Here's my red charm all stitched - again, the colors are a bit off but I was really pleased at how the light yellow thread really brought out the detail on the somewhat drab paint of the stamped leaf.


All the charms are now stitched - at least to the point where any additional stitching will be as quilting. - and the ideas for what and how to attach them to continue to come. I dug around in my batting stash (yes, I have a batting stash too) and found some that is a dense polyester fleece. After some hemming and hawing, I decided the charms need something between them and the seams in the background. I will quilt just through the charm and batting, with the dark green thread, and probably finish the edges with satin stitch too before I sewing it to the background.

4 comments:

June said...

I think I'm confused about "charms."
What are they -- which are they? Is it the whole thing -- a kind of challenge? Or the leaf shapes?
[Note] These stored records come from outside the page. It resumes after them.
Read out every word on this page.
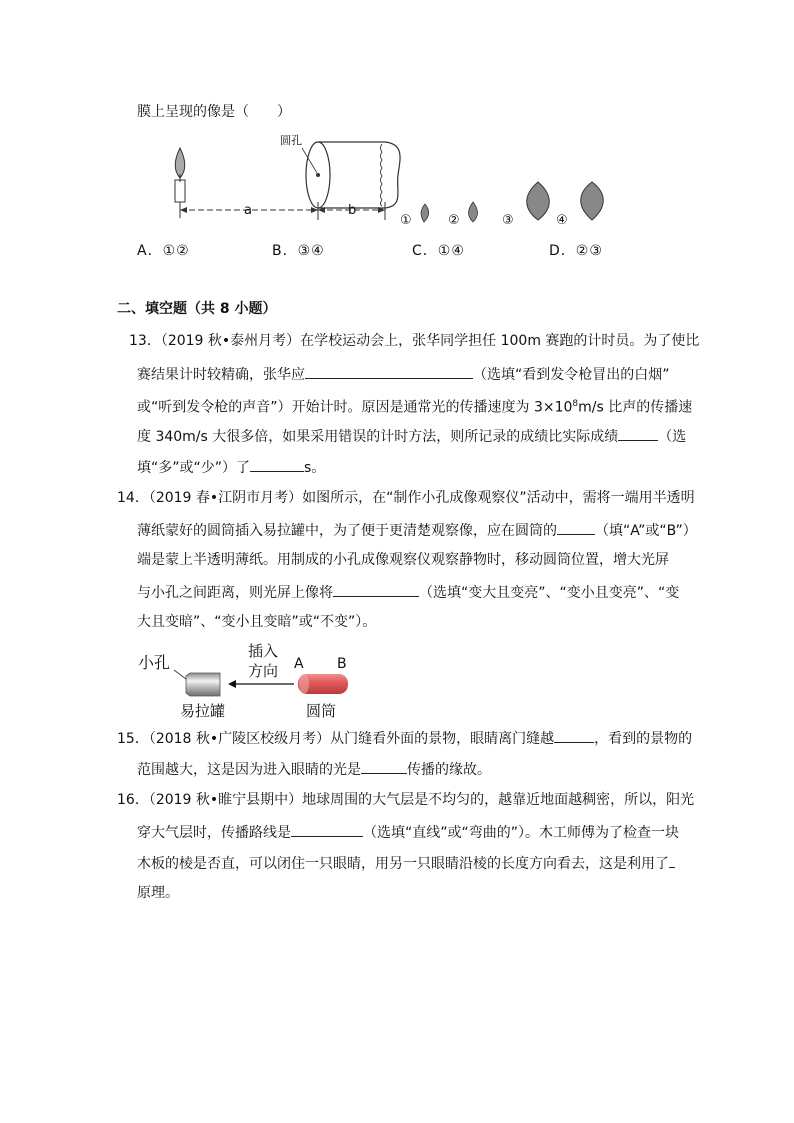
膜上呈现的像是（　　）
a
圆孔
b
①	②	③	④
A．①②	B．③④	C．①④	D．②③
二、填空题（共 8 小题）
13．（2019 秋•泰州月考）在学校运动会上，张华同学担任 100m 赛跑的计时员。为了使比
赛结果计时较精确，张华应	（选填“看到发令枪冒出的白烟”
或“听到发令枪的声音”）开始计时。原因是通常光的传播速度为 $3\times 10^8m/s$ 比声的传播速
度 340m/s 大很多倍，如果采用错误的计时方法，则所记录的成绩比实际成绩	（选
填“多”或“少”）了	s。
14．（2019 春•江阴市月考）如图所示，在“制作小孔成像观察仪”活动中，需将一端用半透明
薄纸蒙好的圆筒插入易拉罐中，为了便于更清楚观察像，应在圆筒的	（填“A”或“B”）
端是蒙上半透明薄纸。用制成的小孔成像观察仪观察静物时，移动圆筒位置，增大光屏
与小孔之间距离，则光屏上像将	（选填“变大且变亮”、“变小且变亮”、“变
大且变暗”、“变小且变暗”或“不变”）。
小孔
插入
方向 A B
易拉罐	圆筒
15．（2018 秋•广陵区校级月考）从门缝看外面的景物，眼睛离门缝越	，看到的景物的
范围越大，这是因为进入眼睛的光是	传播的缘故。
16．（2019 秋•睢宁县期中）地球周围的大气层是不均匀的，越靠近地面越稠密，所以，阳光
穿大气层时，传播路线是	（选填“直线”或“弯曲的”）。木工师傅为了检查一块
木板的棱是否直，可以闭住一只眼睛，用另一只眼睛沿棱的长度方向看去，这是利用了
原理。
Anyway, you chose well on the thread (as you know). Isn't it fun when it works. And I think that with stitching, more is the only way to go. You can't begin to tell what's working until you get a good deal done. For me, of course, that's about 20 miles of thread. But I'm considering changing my ways and working smaller. It might be time.

The Idaho Beauty said...

Sorry, June, for the jargon. I refer to the squares of hand-dyed fabric that I used for the stamping project as "charms" because that is what they started out as - from the business Judi and I had. If you are a traditional quilter (which you are not!) you would know that a charm square refers to precut squares bundled for sale. We chose to cut our bundles at 5 inches since that seemed to be the most popular size showing up in patterns and books. It's a little like the current craze of "jelly rolls" - it allows a quilter to add a lot of different prints or colors to their stash without much thought or outlay, then creates a market for new books to tell the quilter just what to do with them. I guess it all started with the fat quarter and kept getting smaller!
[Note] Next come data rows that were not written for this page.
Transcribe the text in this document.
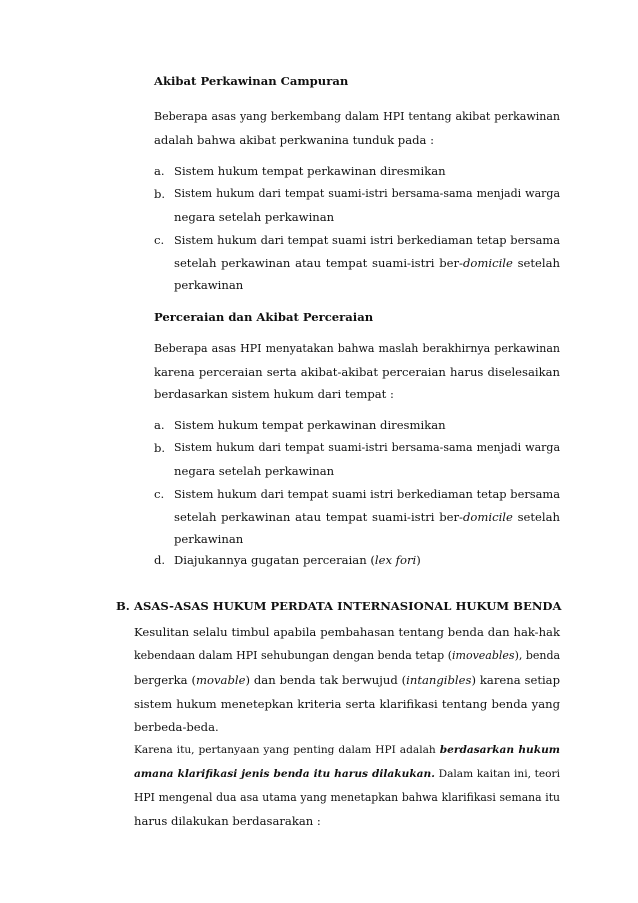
Akibat Perkawinan Campuran
Beberapa asas yang berkembang dalam HPI tentang akibat perkawinan
adalah bahwa akibat perkwanina tunduk pada :
a. Sistem hukum tempat perkawinan diresmikan
b. Sistem hukum dari tempat suami-istri bersama-sama menjadi warga
negara setelah perkawinan
c. Sistem hukum dari tempat suami istri berkediaman tetap bersama
setelah perkawinan atau tempat suami-istri ber-domicile setelah
perkawinan
Perceraian dan Akibat Perceraian
Beberapa asas HPI menyatakan bahwa maslah berakhirnya perkawinan
karena perceraian serta akibat-akibat perceraian harus diselesaikan
berdasarkan sistem hukum dari tempat :
a. Sistem hukum tempat perkawinan diresmikan
b. Sistem hukum dari tempat suami-istri bersama-sama menjadi warga
negara setelah perkawinan
c. Sistem hukum dari tempat suami istri berkediaman tetap bersama
setelah perkawinan atau tempat suami-istri ber-domicile setelah
perkawinan
d. Diajukannya gugatan perceraian (lex fori)
B. ASAS-ASAS HUKUM PERDATA INTERNASIONAL HUKUM BENDA
Kesulitan selalu timbul apabila pembahasan tentang benda dan hak-hak
kebendaan dalam HPI sehubungan dengan benda tetap (imoveables), benda
bergerka (movable) dan benda tak berwujud (intangibles) karena setiap
sistem hukum menetepkan kriteria serta klarifikasi tentang benda yang
berbeda-beda.
Karena itu, pertanyaan yang penting dalam HPI adalah berdasarkan hukum
amana klarifikasi jenis benda itu harus dilakukan. Dalam kaitan ini, teori
HPI mengenal dua asa utama yang menetapkan bahwa klarifikasi semana itu
harus dilakukan berdasarakan :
Thanks for your encouragement on the stitching. I'm beginning to think that part of my recent blah feeling about my work is due to how little stitch I've been using. I recognized a need, after all those little minimalist minis, to put more stitch in my work. And indeed, I am much more excited about these as more and more stitch gets incorporated. It's the pendulum thing, I guess - even Michael James admits to some swinging over the years!

June said...

Ah, thanks Sheila. I learn something new every day. Actually I learn more than one thing new every day, but that's merely the sign of my vast ignorance:-)

I shall try to remember: Charm, charm, charm -- 5" square, 5" square, five inch square.

The Idaho Beauty said...

Last night, lying in bed (isn't this where we always remember what we should have said earlier?), it occurred to me that those charm packs come from an older tradition which you may have heard of. Charm quilts were very popular in the late 1800s, typically made of one-patch patterns such as hexagons or diamond shapes, each patch of a different fabric if it were to be a true charm quilt, hundreds of individual fabric designs. This example from the Quilt Index site is very much like one in my collection (yes, I have a collection of antique quilts - you're probably not surprised). http://tinyurl.com/4f4myjn

Hey, if we didn't learn one or two new things a day, wouldn't life get rather dull?